1 Introduction

In Bayesian statistics, if the model has a group structure, inference based on the right invariant prior is known to have desirable properties; see [1] and references therein. The same holds true in Bayesian prediction [5, 10].

On the other hand, in the theory of Bayesian prediction, prior distributions that are superharmonic with respect to the Fisher metric have better performance than the Jeffreys prior [6].

These two facts raise the problem of the relation between right invariant priors and superharmonic priors. The Jeffreys prior corresponds to the left invariant prior in the models with group structures. In some examples such as location-scale models, the ratio of the right invariant prior to the left invariant prior is known to be harmonic with respect to the Fisher metric [7]. However, it was not known whether the harmonic property of the ratio of the right invariant prior to the left invariant prior holds in general. This paper proves the claim. The result is helpful for understanding the dominance property of the right invariant prior to the Jeffreys prior as shown in Lemma 2. We also provide a method of constructing prior distributions that asymptotically dominate the right invariant prior in Lemma 3, as we will demonstrate through examples.

In Sect. 2, we prove that the ratio of the right invariant measure to the left invariant measure is harmonic with respect to any left invariant metric. In Sect. 3, we apply the theorem to the Bayesian prediction problem.

2 Main result

Let G be a Lie group and e be its identity element. Choose a left invariant Riemannian metric h on G. We use the symbol h for Riemannian metrics to distinguish with elements of G usually denoted as g. In application to statistics, h is the Fisher metric of group-invariant models; see Sect. 3.

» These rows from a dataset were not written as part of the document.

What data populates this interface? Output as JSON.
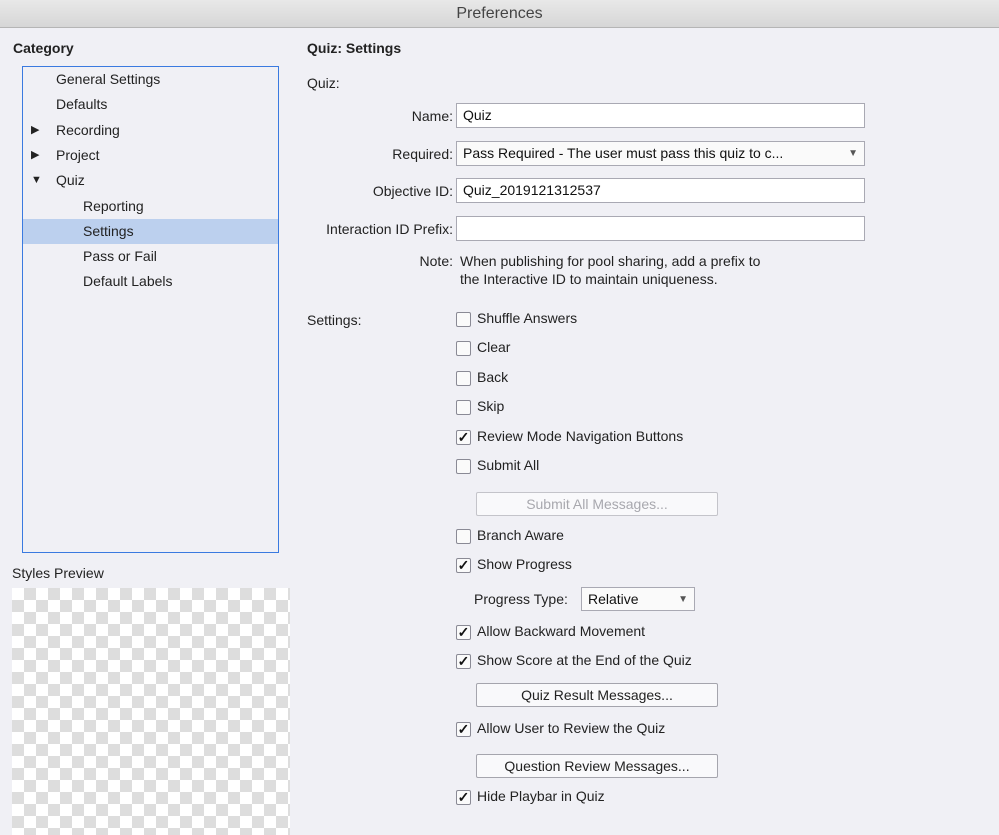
{
  "window": {
    "title": "Preferences"
  },
  "sidebar": {
    "heading": "Category",
    "items": [
      {
        "label": "General Settings",
        "level": 0,
        "expander": ""
      },
      {
        "label": "Defaults",
        "level": 0,
        "expander": ""
      },
      {
        "label": "Recording",
        "level": 0,
        "expander": "▶"
      },
      {
        "label": "Project",
        "level": 0,
        "expander": "▶"
      },
      {
        "label": "Quiz",
        "level": 0,
        "expander": "▼"
      },
      {
        "label": "Reporting",
        "level": 1,
        "expander": ""
      },
      {
        "label": "Settings",
        "level": 1,
        "expander": "",
        "selected": true
      },
      {
        "label": "Pass or Fail",
        "level": 1,
        "expander": ""
      },
      {
        "label": "Default Labels",
        "level": 1,
        "expander": ""
      }
    ],
    "styles_preview": "Styles Preview"
  },
  "main": {
    "heading": "Quiz: Settings",
    "quiz_label": "Quiz:",
    "name": {
      "label": "Name:",
      "value": "Quiz"
    },
    "required": {
      "label": "Required:",
      "value": "Pass Required - The user must pass this quiz to c..."
    },
    "objective": {
      "label": "Objective ID:",
      "value": "Quiz_2019121312537"
    },
    "interaction": {
      "label": "Interaction ID Prefix:",
      "value": ""
    },
    "note": {
      "label": "Note:",
      "line1": "When publishing for pool sharing, add a prefix to",
      "line2": "the Interactive ID to maintain uniqueness."
    },
    "settings_label": "Settings:",
    "checks": [
      {
        "label": "Shuffle Answers",
        "checked": false
      },
      {
        "label": "Clear",
        "checked": false
      },
      {
        "label": "Back",
        "checked": false
      },
      {
        "label": "Skip",
        "checked": false
      },
      {
        "label": "Review Mode Navigation Buttons",
        "checked": true
      },
      {
        "label": "Submit All",
        "checked": false
      },
      {
        "label": "Branch Aware",
        "checked": false
      },
      {
        "label": "Show Progress",
        "checked": true
      },
      {
        "label": "Allow Backward Movement",
        "checked": true
      },
      {
        "label": "Show Score at the End of the Quiz",
        "checked": true
      },
      {
        "label": "Allow User to Review the Quiz",
        "checked": true
      },
      {
        "label": "Hide Playbar in Quiz",
        "checked": true
      }
    ],
    "submit_all_messages": "Submit All Messages...",
    "progress_type": {
      "label": "Progress Type:",
      "value": "Relative"
    },
    "quiz_result_messages": "Quiz Result Messages...",
    "question_review_messages": "Question Review Messages..."
  }
}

Let \(\nu _\textrm{L}\) be the left invariant measure (left Haar measure) on G. Up to multiplicative constants, \(\nu _\textrm{L}\) is written in terms of h as

$$\begin{aligned} \nu _\textrm{L}(\textrm{d}x) = \sqrt{|h|}\textrm{d}x^1\wedge \cdots \wedge \textrm{d}x^n, \end{aligned}$$

where \(x^i\) is a local coordinate of \(x\in G\) and |h| is the determinant of the metric with respect to the local coordinate system. Denote the reciprocal of the modulus of G by \(\pi _\mathrm{R/L}\), that is,

$$\begin{aligned} \pi _\mathrm{R/L}(g)\int _G f(x)\nu _\textrm{L}(\textrm{d}x) = \int _G f(xg)\nu _\textrm{L}(\textrm{d}x) \end{aligned}$$
(1)

(Eq. (1.2) of [1]) for any \(g\in G\) and \(f\in C_0(G)\), where \(C_0(G)\) denotes the set of continuous functions with compact supports. The map \(\pi _\mathrm{R/L}:G\rightarrow \mathbb {R}_{>0}\) is a group homomorphism. Define the right invariant measure \(\nu _\textrm{R}\) by

$$\begin{aligned} \nu _\textrm{R}(\textrm{d}x) = \pi _\mathrm{R/L}(x) \nu _\textrm{L}(\textrm{d}x) \end{aligned}$$

(see Eq. (1.4) of [1]). It is said that G is unimodular if \(\pi _\mathrm{R/L}(x)=1\) for all \(x\in G\). We are interested in groups that are not unimodular.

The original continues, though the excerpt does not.